Building 5 Report, September 2018

Building 5 from Mary Cummings Park

We made a major effort to get Northeastern to change their site plan so the new buildings don’t loom over the park. In fact, we were quite shrill and impassioned in our defense of the park.

However, other than getting Northeastern to promise to plant some trees to block the view of the building, we acheived little.

Since that time we have turned our attention to the positive aspects of the park, the vast amount of life that is supported by this pesticide free land of meadows, forests, and wetlands.

We are doing what we can to encourage The Trustees (of Reservations) to continue their efforts to raise the funds they feel they need to manage the park.

And we continue to ponder what our role will be if they succeed and become park managers. And what happens if they don’t. These are topics for another time.

But we felt that after raising the alarm as loudly as we did, we should report back how the new Building 5 is coming along, and how it seems to impact Central Field.

Above is the view of the building from the upper part of Central Field, as you would see it upon entering Central Field from Whispering Hill Woods.

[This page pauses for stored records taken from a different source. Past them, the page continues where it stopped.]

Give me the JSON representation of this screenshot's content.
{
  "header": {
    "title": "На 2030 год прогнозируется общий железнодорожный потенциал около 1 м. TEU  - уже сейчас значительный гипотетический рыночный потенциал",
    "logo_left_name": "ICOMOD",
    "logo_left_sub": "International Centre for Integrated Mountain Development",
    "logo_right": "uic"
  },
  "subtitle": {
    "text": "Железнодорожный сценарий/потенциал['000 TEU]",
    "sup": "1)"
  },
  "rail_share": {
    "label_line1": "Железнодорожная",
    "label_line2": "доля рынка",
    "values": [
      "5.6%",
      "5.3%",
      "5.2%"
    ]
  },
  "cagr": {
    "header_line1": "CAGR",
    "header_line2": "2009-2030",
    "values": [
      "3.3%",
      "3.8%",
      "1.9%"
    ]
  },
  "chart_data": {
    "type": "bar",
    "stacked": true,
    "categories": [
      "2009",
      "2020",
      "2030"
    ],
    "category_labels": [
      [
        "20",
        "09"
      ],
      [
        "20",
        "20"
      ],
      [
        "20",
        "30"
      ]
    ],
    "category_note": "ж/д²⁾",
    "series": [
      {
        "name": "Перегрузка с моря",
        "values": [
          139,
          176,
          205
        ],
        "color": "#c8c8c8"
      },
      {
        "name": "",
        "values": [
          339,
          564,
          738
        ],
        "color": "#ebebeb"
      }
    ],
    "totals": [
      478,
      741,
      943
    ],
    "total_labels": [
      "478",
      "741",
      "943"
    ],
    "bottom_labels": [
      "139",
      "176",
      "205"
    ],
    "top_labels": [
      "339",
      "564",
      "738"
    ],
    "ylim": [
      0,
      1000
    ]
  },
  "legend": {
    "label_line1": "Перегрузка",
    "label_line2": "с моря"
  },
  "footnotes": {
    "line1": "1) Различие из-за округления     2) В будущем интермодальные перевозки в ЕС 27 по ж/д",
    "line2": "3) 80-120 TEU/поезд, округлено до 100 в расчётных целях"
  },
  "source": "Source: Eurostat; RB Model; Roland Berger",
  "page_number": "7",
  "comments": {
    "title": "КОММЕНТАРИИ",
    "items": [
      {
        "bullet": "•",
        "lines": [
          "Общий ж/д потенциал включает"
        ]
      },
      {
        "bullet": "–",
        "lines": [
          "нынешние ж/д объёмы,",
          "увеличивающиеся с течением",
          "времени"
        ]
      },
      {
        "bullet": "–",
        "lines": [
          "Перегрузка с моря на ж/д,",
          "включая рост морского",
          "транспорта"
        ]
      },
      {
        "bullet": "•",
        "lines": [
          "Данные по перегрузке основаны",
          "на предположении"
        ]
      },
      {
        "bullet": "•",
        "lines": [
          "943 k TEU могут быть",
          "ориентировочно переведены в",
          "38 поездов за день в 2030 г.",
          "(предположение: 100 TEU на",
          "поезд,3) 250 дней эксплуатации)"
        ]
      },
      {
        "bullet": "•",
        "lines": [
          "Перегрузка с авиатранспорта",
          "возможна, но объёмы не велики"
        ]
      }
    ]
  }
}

It is not a pretty sight, and it does loom over park, pretty much exactly as we said it would.

However.

It is not visible from much of Central Field – at least in the height of summer. What will happen when the leaves come down remains to be seen.

And assuming that Northeastern does plant the promised trees, and assuming that they grow to a reasonable height, and assuming that some of them are evergreens, the buildings might not be as much of a blight on Central Field and Mary Cummings Park as we feared. Lots of assuming.

The Friends of Mary Cummings Park was quite torn apart by the creation of the Burlington Soccer field on Blanchard Road. It converted a potentially rich meadow into a monoculture of grass.

But it also provided safe parking for the first time, many new visitors, and greater park awareness. So we recognize that much good came with the bad.

Will there be a positive side the the massive new buildings at Northeastern?

Hard to say. It depends largely on the promised tree barrier, and how Northeastern handles it’s new relationship to the park.

If they make their campus into a new and well-marked park entrance with parking, that would be a positive. But we also recognize that they have advertised the park as having a military degree of security (when speaking to the military who are supporting much of the new research).

So we tend to think that there may be no public access to the park from Northeastern in the future. Their people may be able to walk into the park, but how would they prevent other park walkers from entering the military-safe campus?

Would they post a guard at the gate? Doubtful.

Time will tell how the new Northeastern Campus, giant drone research cage, 104,000 square foot research building, and other developments will affect the park.

We will be watchful, though recent history suggests there may not too much we can do to alter the course of things. Nevertheless, we will defend the park in any way we can, and ask for your support along the way.